Peut-être cette démarche permettra-t-elle d'aborder quelques
points difficiles, tels que la « servitude volontaire »
repérée par La Boétie, ou la « fabrication
du consentement » analysée par N. Chomsky, ou encore le
succès sans cesse grandissant de l'ordre moral, la fascination
exercée par les discours totalitaires quels qu'ils soient et
par les « chefs »; ou enfin l'interférence quasi
constante du sexe et de tous les intégrismes 5 ; peut-être
aussi les difficultés de l'anarchisme, sans cesse marginalisé,
exclus, mis à mort, et sans cesse renaissant, aussi fort que
la poésie...
Un point de nouage et de débat entre les deux démarches
pour- rait être alors ce qui concerne la construction du «
sujet » par rapport à ce qui le détruit : de l'ordre
moral à l'inceste, de la psychose au capitalisme, il s'agit toujours
du meurtre du sujet6, de la « haine du désir » et
de la mise en scène de la pulsion de mort. Et, si la psychanalyse
par son questionnement radical du désir et du langage humain
peut conduire en un point complexe7 d'où peut surgir ce qu'on
peut appeler l'invention de sa propre vie, ou une dynamique créative
(« poiêsis »), l'anarchie peut aussi amener, par exemple
par sa critique extrême de tout pouvoir8, en un point limite où
chacun est paradoxalement mis en demeure d'inventer son propre chemin
9. Et ce n'est sans doute pas un hasard si ces deux démarches
posent des questions très vives sur la transmission...

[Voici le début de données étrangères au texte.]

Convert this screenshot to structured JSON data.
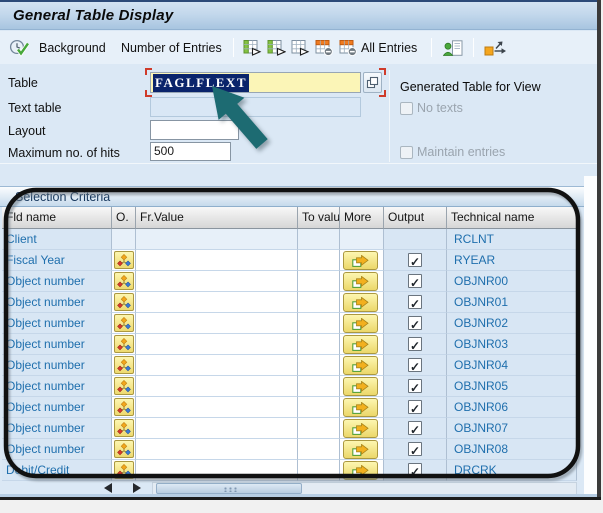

Sur un plan plus théorique, toutes deux interrogent par des voies
différentes ce qu'il est convenu d'appeler la fonction des «
noms du Père », ou fonction dite « paternelle »
: ce sera l'objet de mes propos, que je pourrais résumer d'un
mot - c'est par cette fonction qu'on peut réduire ou contenir
l'ordre moral, même s'il peut sembler paradoxal de se référer
au « père » 10... J'insiste sur le fait qu'il s'agit
d'une fonction, fonction qui assure la « loi » du langage
contre les dérives, les falsifications, les détournements,
les asservissements, dont nous payons tous le prix : névroses
et psychoses sont là pour en témoigner.
D'une certaine façon, nous restons plus ou moins pris dans la
langue maternelle, familiale, « mafieuse », surchargée
de sens, utilisée par tous les pouvoirs, langue qui nous détourne
du « langage » : symbolique, signifiant, gros d'équivoques,
poétique... 11
Langage que d'aucuns, dans leur intolérance au « jeu »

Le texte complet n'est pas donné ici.